Ah… benar saja apa yang dikatakan Ustadz Ngainun Naim, semakin kita sibuk, sebenarnya semakin banyak hal yang bisa kita tulis. Itulah kenyataanya, semakin sering kita menulis semakin banyak ide bertebaran untuk ditulis. Semakin sibuk aktifitas yang kita jalankan semakin banyak modal kita untuk menulis. Kuncinya hanya satu aksi, bukan lagi teori, begitulah mungkin.

Catatan ini adalah refleksi dari aktifitas rutin yang akuu lakukan setiap malam Jum’at Pon. Kebetulan di desaku setiap malam jum’at pon semua jam’iyyah di lingkungan diliburkan. Sebagai gantinya semuanya mengikuti pengajian rutin di Masjid Jami’. Kegiatan ini sudah menjadi kesepakatan masyarakat yang langsung di instruksikan oleh kepala desa. Sejak kapan kegiatan ini dimulai? Saya sudah lupa kapan tepatnya. Yang jelas semenjak aku duduk di madrasah aliyah kegiatan ini sudah berjalan dan Alhamdulillah masih istiqamah sampai hari ini meski jumlah yang hadir semakin surut. Tetapi tetap harus di syukuri.

Malam ini tema yang menjadi topik pembahasan adalah nikmat. K.H. Syaikhudin memulai pembahasan dengan menyampaikan ta’rif atau definisi dari nikmat. Menurut beliau nikmat adalah

هي التي تتلذذ وتحسن العقبى
“Nikmat adalah segala hal yang dianggap lezat dan baik akhirnya”

Dalam menjelaskan hal ini beliau memberikan analogi antara kopi dan wiski. Kopi adalah minuman yang lezat dan tidak dilarang oleh Allah, oleh karenanya ia minum kopi adalah satu kenikmatan karena akhir dari minum kopi adalah kelezatan yang tidak dilarang oleh syari’at agama. Sebaliknya wiski, minuman keras atau yang sejenisnya, saat mengkonsumsinya seseorang akan merasakan kelezatan pula akan tetapi wiski adalah sesuatu yang dilarang oleh Allah. Akhir dari konsumsinya juga buruk bagi kesehatan. Oleh karenanya mengkonsumsinya adalah sesuatu yang menjadi larangan agama dan termasuk ke dalam maksiat.

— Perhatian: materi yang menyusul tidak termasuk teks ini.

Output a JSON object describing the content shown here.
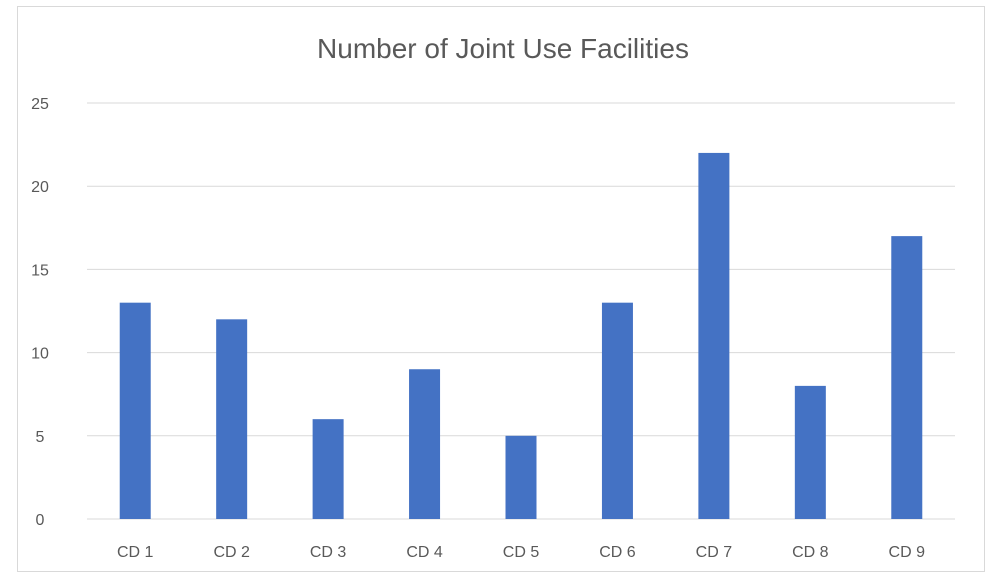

Nikmat yang diberikan oleh Allah kepada manusia tak terhitung jumlahnya. Andaikan manusia mau untuk menghitungnya niscaya manusia tidak akan sanggup untuk menghitung. Padahal semua nikmat itu wajib disyukuri, apabila tidak, maka adzab Allahlah yang akan diterima. Lantas bagaimana kita bersyukur sementara menghitung nikmat Allah saja kita tidak bisa? Bagaimana mau mensyukuri semua nikmat itu?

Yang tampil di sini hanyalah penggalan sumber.